The mutual admiration of the two only grew as they were career-long competitors in the American League East until both were dealt out of the division at the 2014 trade deadline. Starting in the 2008 season, Lester had 99 wins, a 3.53 ERA, and performed at a level that was 28.2 Wins Above Replacement level (as calculated by Baseball-Reference.com) before being traded to Oakland; Price had 91 wins with a 22.7 WAR and 3.13 ERA during his time with the Rays and Blue Jays in that period.
Over that same time, only one other pitcher (CC Sabathia, 22.5) posted a WAR above 20.0 while residing in the Americna League East. No other pitcher had an ERA that low (in at least 700 innings pitched – meaning roughly half the workload of Lester and Price) while a member of baseball’s toughest division. What Price and Lester accomplished over a lengthy period thus separated them.
|Jon Lester||Red Sox||1375||99-61||3.53||28.2|
|David Price||Rays, Blue Jays||1218||91-48||3.13||22.7|
|Clay Buchholz||Red Sox||1005.1||70-50||3.90||14.6|
|Josh Beckett||Red Sox||834.2||53-40||4.17||13.5|
|Ricky Romero||Blue Jays||801.1||51-45||4.16||9.9|
|A.J. Burnett||Blue Jays, Yankees||805.1||52-45||4.59||6.8|
|John Lackey||Red Sox||701.2||47-43||4.46||4|
“I’m definitely very comfortable in the AL East,” said Price. “It’s not the ideal ballparks you want to pitch in – I completely understand that. I remember talking about that in 2010 or 2011, earlier in my career, when the AL East was extremely, extremely tough with all the lineups you had to face. I felt like that helped prepare me for everything else. You don’t have that start where you’re like, ‘Thank God I’m facing these guys this week.’ That doesn’t happen. You have to make sure you stay on your game every five days. As tough as it was, it was definitely a blessing early in my career.”
In some ways, Price can appreciate Lester’s accomplishments while in Boston over the last several years as much if not more than any other pitcher. And now, he hopes that after following Lester’s path through free agency, he’s able to mirror another marker of the pitcher’s career success.

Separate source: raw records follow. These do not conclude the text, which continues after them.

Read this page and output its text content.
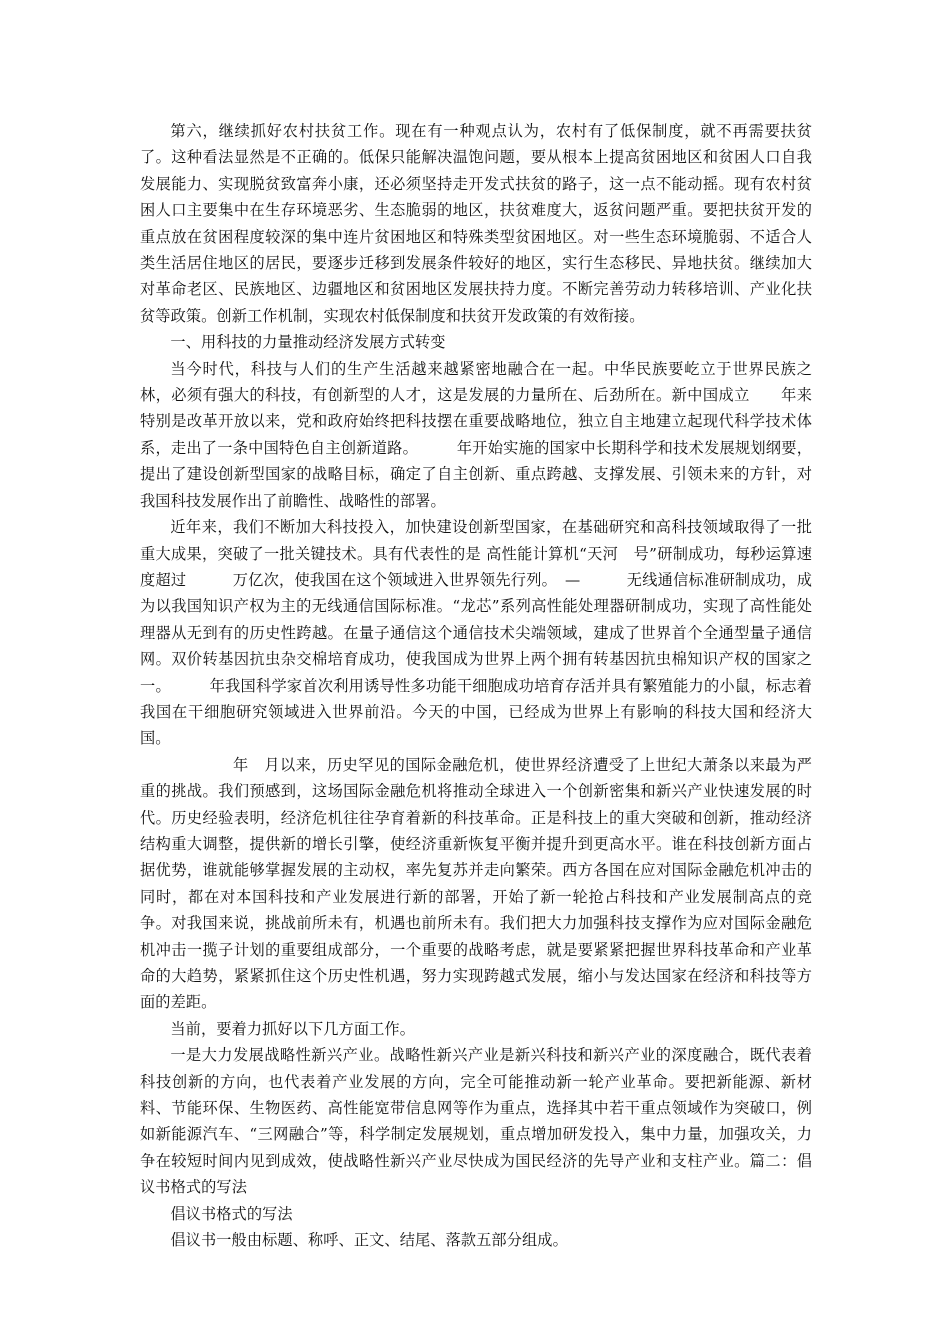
第六，继续抓好农村扶贫工作。现在有一种观点认为，农村有了低保制度，就不再需要扶贫了。这种看法显然是不正确的。低保只能解决温饱问题，要从根本上提高贫困地区和贫困人口自我发展能力、实现脱贫致富奔小康，还必须坚持走开发式扶贫的路子，这一点不能动摇。现有农村贫困人口主要集中在生存环境恶劣、生态脆弱的地区，扶贫难度大，返贫问题严重。要把扶贫开发的重点放在贫困程度较深的集中连片贫困地区和特殊类型贫困地区。对一些生态环境脆弱、不适合人类生活居住地区的居民，要逐步迁移到发展条件较好的地区，实行生态移民、异地扶贫。继续加大对革命老区、民族地区、边疆地区和贫困地区发展扶持力度。不断完善劳动力转移培训、产业化扶贫等政策。创新工作机制，实现农村低保制度和扶贫开发政策的有效衔接。

一、用科技的力量推动经济发展方式转变

当今时代，科技与人们的生产生活越来越紧密地融合在一起。中华民族要屹立于世界民族之林，必须有强大的科技，有创新型的人才，这是发展的力量所在、后劲所在。新中国成立　　年来特别是改革开放以来，党和政府始终把科技摆在重要战略地位，独立自主地建立起现代科学技术体系，走出了一条中国特色自主创新道路。　　　年开始实施的国家中长期科学和技术发展规划纲要，提出了建设创新型国家的战略目标，确定了自主创新、重点跨越、支撑发展、引领未来的方针，对我国科技发展作出了前瞻性、战略性的部署。

近年来，我们不断加大科技投入，加快建设创新型国家，在基础研究和高科技领域取得了一批重大成果，突破了一批关键技术。具有代表性的是 高性能计算机“天河　号”研制成功，每秒运算速度超过　　　万亿次，使我国在这个领域进入世界领先行列。　—　　　无线通信标准研制成功，成为以我国知识产权为主的无线通信国际标准。“龙芯”系列高性能处理器研制成功，实现了高性能处理器从无到有的历史性跨越。在量子通信这个通信技术尖端领域，建成了世界首个全通型量子通信网。双价转基因抗虫杂交棉培育成功，使我国成为世界上两个拥有转基因抗虫棉知识产权的国家之一。　　　年我国科学家首次利用诱导性多功能干细胞成功培育存活并具有繁殖能力的小鼠，标志着我国在干细胞研究领域进入世界前沿。今天的中国，已经成为世界上有影响的科技大国和经济大国。

　　　　年　月以来，历史罕见的国际金融危机，使世界经济遭受了上世纪大萧条以来最为严重的挑战。我们预感到，这场国际金融危机将推动全球进入一个创新密集和新兴产业快速发展的时代。历史经验表明，经济危机往往孕育着新的科技革命。正是科技上的重大突破和创新，推动经济结构重大调整，提供新的增长引擎，使经济重新恢复平衡并提升到更高水平。谁在科技创新方面占据优势，谁就能够掌握发展的主动权，率先复苏并走向繁荣。西方各国在应对国际金融危机冲击的同时，都在对本国科技和产业发展进行新的部署，开始了新一轮抢占科技和产业发展制高点的竞争。对我国来说，挑战前所未有，机遇也前所未有。我们把大力加强科技支撑作为应对国际金融危机冲击一揽子计划的重要组成部分，一个重要的战略考虑，就是要紧紧把握世界科技革命和产业革命的大趋势，紧紧抓住这个历史性机遇，努力实现跨越式发展，缩小与发达国家在经济和科技等方面的差距。

当前，要着力抓好以下几方面工作。

一是大力发展战略性新兴产业。战略性新兴产业是新兴科技和新兴产业的深度融合，既代表着科技创新的方向，也代表着产业发展的方向，完全可能推动新一轮产业革命。要把新能源、新材料、节能环保、生物医药、高性能宽带信息网等作为重点，选择其中若干重点领域作为突破口，例如新能源汽车、“三网融合”等，科学制定发展规划，重点增加研发投入，集中力量，加强攻关，力争在较短时间内见到成效，使战略性新兴产业尽快成为国民经济的先导产业和支柱产业。篇二：倡议书格式的写法

倡议书格式的写法

倡议书一般由标题、称呼、正文、结尾、落款五部分组成。
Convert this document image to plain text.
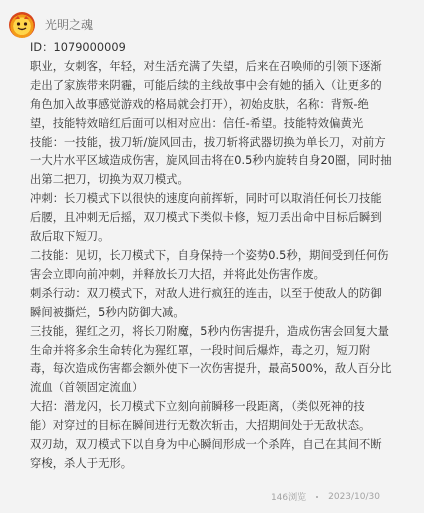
光明之魂

ID：1079000009

职业，女刺客，年轻，对生活充满了失望，后来在召唤师的引领下逐渐

走出了家族带来阴霾，可能后续的主线故事中会有她的插入（让更多的

角色加入故事感觉游戏的格局就会打开），初始皮肤，名称：背叛-绝

望，技能特效暗红后面可以相对应出：信任-希望。技能特效偏黄光

技能：一技能，拔刀斩/旋风回击，拔刀斩将武器切换为单长刀，对前方

一大片水平区域造成伤害，旋风回击将在0.5秒内旋转自身20圈，同时抽

出第二把刀，切换为双刀模式。

冲刺：长刀模式下以很快的速度向前挥斩，同时可以取消任何长刀技能

后腰，且冲刺无后摇，双刀模式下类似卡修，短刀丢出命中目标后瞬到

敌后取下短刀。

二技能：见切，长刀模式下，自身保持一个姿势0.5秒，期间受到任何伤

害会立即向前冲刺，并释放长刀大招，并将此处伤害作废。

刺杀行动：双刀模式下，对敌人进行疯狂的连击，以至于使敌人的防御

瞬间被撕烂，5秒内防御大减。

三技能，猩红之刃，将长刀附魔，5秒内伤害提升，造成伤害会回复大量

生命并将多余生命转化为猩红罩，一段时间后爆炸，毒之刃，短刀附

毒，每次造成伤害都会额外使下一次伤害提升，最高500%，敌人百分比

流血（首领固定流血）

大招：潜龙闪，长刀模式下立刻向前瞬移一段距离，（类似死神的技

能）对穿过的目标在瞬间进行无数次斩击，大招期间处于无敌状态。

双刃劫，双刀模式下以自身为中心瞬间形成一个杀阵，自己在其间不断

穿梭，杀人于无形。

146浏览 2023/10/30
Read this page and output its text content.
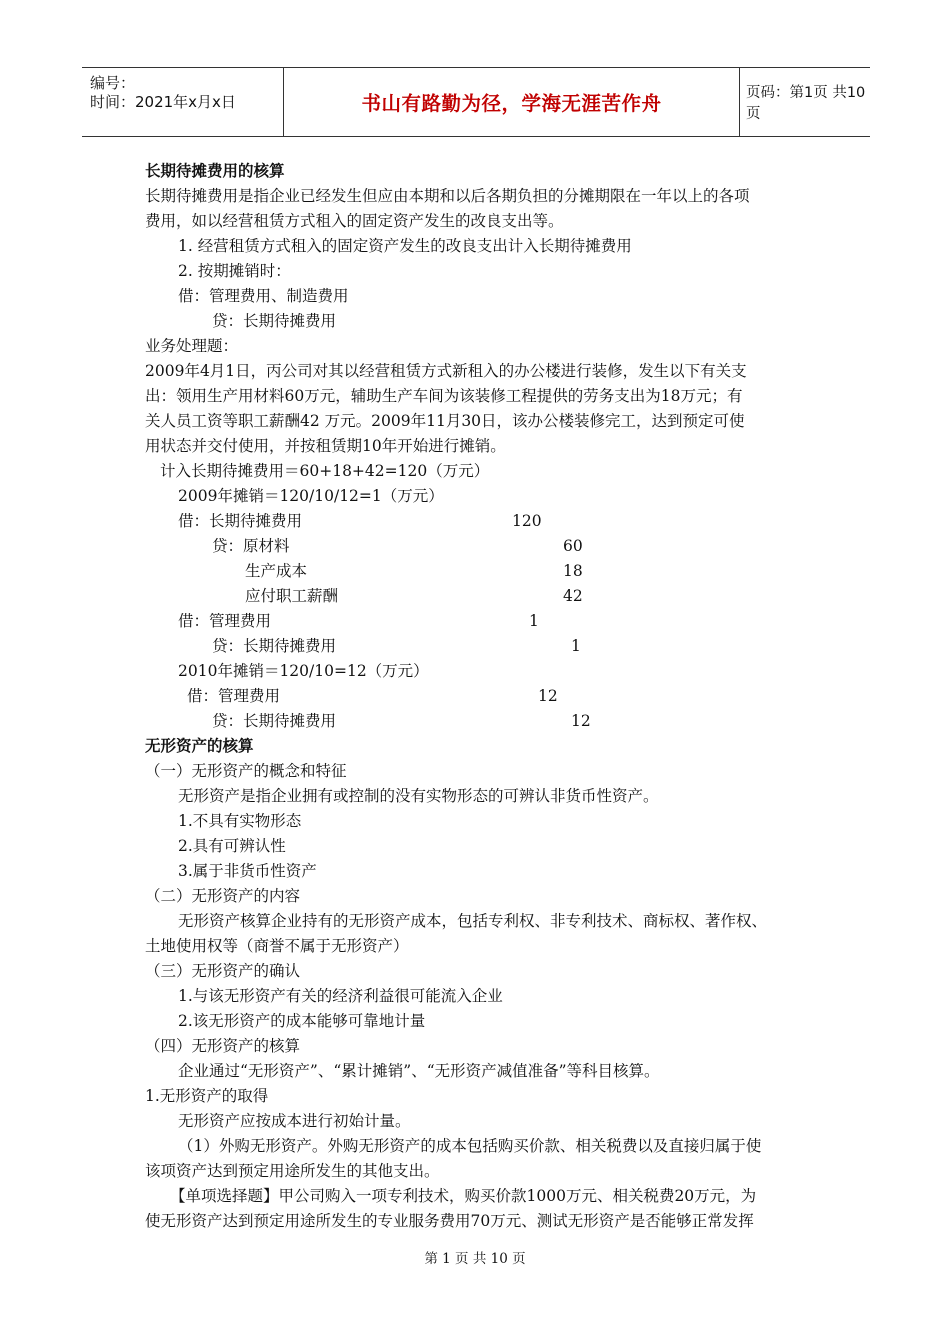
编号：
时间：2021年x月x日	书山有路勤为径，学海无涯苦作舟	页码：第1页 共10页
长期待摊费用的核算
长期待摊费用是指企业已经发生但应由本期和以后各期负担的分摊期限在一年以上的各项
费用，如以经营租赁方式租入的固定资产发生的改良支出等。
1. 经营租赁方式租入的固定资产发生的改良支出计入长期待摊费用
2. 按期摊销时：
借：管理费用、制造费用
贷：长期待摊费用
业务处理题：
2009年4月1日，丙公司对其以经营租赁方式新租入的办公楼进行装修，发生以下有关支
出：领用生产用材料60万元，辅助生产车间为该装修工程提供的劳务支出为18万元；有
关人员工资等职工薪酬42 万元。2009年11月30日，该办公楼装修完工，达到预定可使
用状态并交付使用，并按租赁期10年开始进行摊销。
计入长期待摊费用＝60+18+42=120（万元）
2009年摊销＝120/10/12=1（万元）
借：长期待摊费用	120
贷：原材料	60
生产成本	18
应付职工薪酬	42
借：管理费用	1
贷：长期待摊费用	1
2010年摊销＝120/10=12（万元）
借：管理费用	12
贷：长期待摊费用	12
无形资产的核算
（一）无形资产的概念和特征
无形资产是指企业拥有或控制的没有实物形态的可辨认非货币性资产。
1.不具有实物形态
2.具有可辨认性
3.属于非货币性资产
（二）无形资产的内容
无形资产核算企业持有的无形资产成本，包括专利权、非专利技术、商标权、著作权、
土地使用权等（商誉不属于无形资产）
（三）无形资产的确认
1.与该无形资产有关的经济利益很可能流入企业
2.该无形资产的成本能够可靠地计量
（四）无形资产的核算
企业通过“无形资产”、“累计摊销”、“无形资产减值准备”等科目核算。
1.无形资产的取得
无形资产应按成本进行初始计量。
（1）外购无形资产。外购无形资产的成本包括购买价款、相关税费以及直接归属于使
该项资产达到预定用途所发生的其他支出。
【单项选择题】甲公司购入一项专利技术，购买价款1000万元、相关税费20万元，为
使无形资产达到预定用途所发生的专业服务费用70万元、测试无形资产是否能够正常发挥
第 1 页 共 10 页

“I heard it in years prior, and I heard it while I was going through free agency. Boston is one of the toughest places to play and perform, but it’s hands down the best place to win,” said Price. “Lester was a part of championships. That’s something I definitely want to be a part of. I want to be available every fifth day for this team, help this team win, get to the postseason, and be the last team standing.”
If that happens, then perhaps Price will receive another congratulatory text from a pitcher who can relate to him like few others.